En parte porque necesitaba quedar bien y en parte porque me entró la curiosidad, le pedí detalles; total, a 40 por hora faltaban siglos para que llegáramos al panteón. Voy a tratar de contarle la historia tal como me la platicó Celedonio:
IV
"Mi madre se llamaba Elfega. Nació en un pueblito muy aislado, Villavicencio, donde había pocas diversiones: las ferias que iban de vez en cuando, las exposiciones ganaderas y la asistencia a la iglesia, donde mi padre era maestro organista. Un día convocó a las muchachas del pueblo para formar un coro. Mi madre, que era muy religiosa y tenía una voz bellísima, se inscribió. Al poco tiempo se convirtió en solista.
"Me platicaba que los domingos iba más gente a la misa para escucharla interpretar los himnos y alabados que mi padre le enseñó. El quiso aleccionarla más y, aunque era mucho mayor, terminó casándose con ella. Tardé mucho en nacer. Mientras tanto ellos se consagraban a la música: de lunes a viernes ensayaban con el coro en la iglesia y los sábados por la noche en la casa.
"Todo iba bien hasta que un día Justiniano Fernández, el dueño de la única fonda del pueblo, compró un televisor para instalarlo en su negocio. Como era algo nunca visto, Justiniano hizo una reinauguración a la que asistió el pueblo entero. Aunque la cena era gratis nadie la probó: todo el mundo estaba atento al programa en que mi madre vio por vez primera a Pedro Infante. La impresionó tanto que, de una sola oída, se aprendió Amorcito corazón. Nueve meses después nací yo.
"Luego aparecieron otras teles en el pueblo. Las muchachas empezaron a desinteresarse en el coro y al fin se desintegró. Mi madre, como tenía que cuidarme, sólo cantaba los domingos en la misa de doce. Seguía haciéndolo muy bien, sólo que de vez en cuando se le iba el santo al cielo y, sin darse cuenta, adoptaba el ritmo de alguna canción de Pedro Infante. El sacristán mayor, al advertirlo, mandó llamar a mis padres y los despidió.
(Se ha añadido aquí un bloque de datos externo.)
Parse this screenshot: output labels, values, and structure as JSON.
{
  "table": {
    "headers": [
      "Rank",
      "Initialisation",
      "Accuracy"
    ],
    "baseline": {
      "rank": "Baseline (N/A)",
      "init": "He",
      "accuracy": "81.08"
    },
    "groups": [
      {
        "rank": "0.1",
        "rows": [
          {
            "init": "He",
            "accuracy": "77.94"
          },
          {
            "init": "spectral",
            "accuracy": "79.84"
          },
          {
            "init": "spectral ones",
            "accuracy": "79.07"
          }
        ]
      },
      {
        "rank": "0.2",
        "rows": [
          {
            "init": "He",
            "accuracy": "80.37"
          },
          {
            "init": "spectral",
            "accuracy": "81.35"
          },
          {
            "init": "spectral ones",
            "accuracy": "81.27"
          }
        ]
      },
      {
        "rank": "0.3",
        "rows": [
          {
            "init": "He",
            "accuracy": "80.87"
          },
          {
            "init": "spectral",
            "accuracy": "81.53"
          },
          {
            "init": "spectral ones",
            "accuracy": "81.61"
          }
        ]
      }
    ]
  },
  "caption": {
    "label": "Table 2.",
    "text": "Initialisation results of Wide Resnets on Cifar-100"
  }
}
"Mi padre, disgustadísimo y muy celoso de la influencia de Pedro Infante, le prohibió a mi mamá que volviera cantar. Pero ella siguió haciéndolo en secreto: de eso sí me acuerdo. Ya parece que la veo, con la frente pegada al radio, oyendo El teléfono libre y otros programas en los cuales se tocaban a todas horas las canciones de Pedrito. Una vez mi padre la sorprendió, tomó el RCA Víctor y lo hizo pedazos. Allí empezaron los tiempos malos.
"Sin lo poquito que ganaba como maestro organista y las invitaciones para presentarse en otras iglesias de los pueblos vecinos, mi padre no la hacía con su sueldo en El Alazán, una tienda de aperos y semillas. Al poco tiempo la pobreza y la contrariedad lo mataron. En señal de duelo mi madre dejó de cantar durante muchos días. Solos, con deudas y viviendo de préstamos, yo entré de cargador en el mercado y mi madre le pidió trabajo a Justiniano. Para ese momento él ya había metido una rocola en su negocio y el pueblo se llenó con las canciones de Pedro Infante.
"Al llegar a la casa mi madre las repetía. Su ilusión era llegar a conocerlo para interpretarlas a dúo con su ídolo. La esperanza de que eso llegara a ocurrir la mantenía fuerte, viva, con el entusiasmo de una mujer que espera a un hombre. El día en que al fin logramos pagar todas nuestras deudas mi madre compró una tele. La encendimos para probarla y de repente escuchamos la noticia de que Pedro había muerto. En vez de llorar mi mamá se soltó cantando Amorcito corazón.
"Fue siempre su canción predilecta: 'El día que ya no tenga deseos de cantarla, mala señal', me dijo cuando nos mudamos a la ciudad de México. Y así fue. Una mañana me extrañó no oírla. Le pregunté qué le sucedía. 'Voy a morirme', respondió. Luego me dijo dónde estaban su sábana, nuestros papeles y murió".
¿Qué piensa de la historia? ¿Cree usted que haya sido cierta? Por mi parte, tratándose de Pedro, lo creo todo.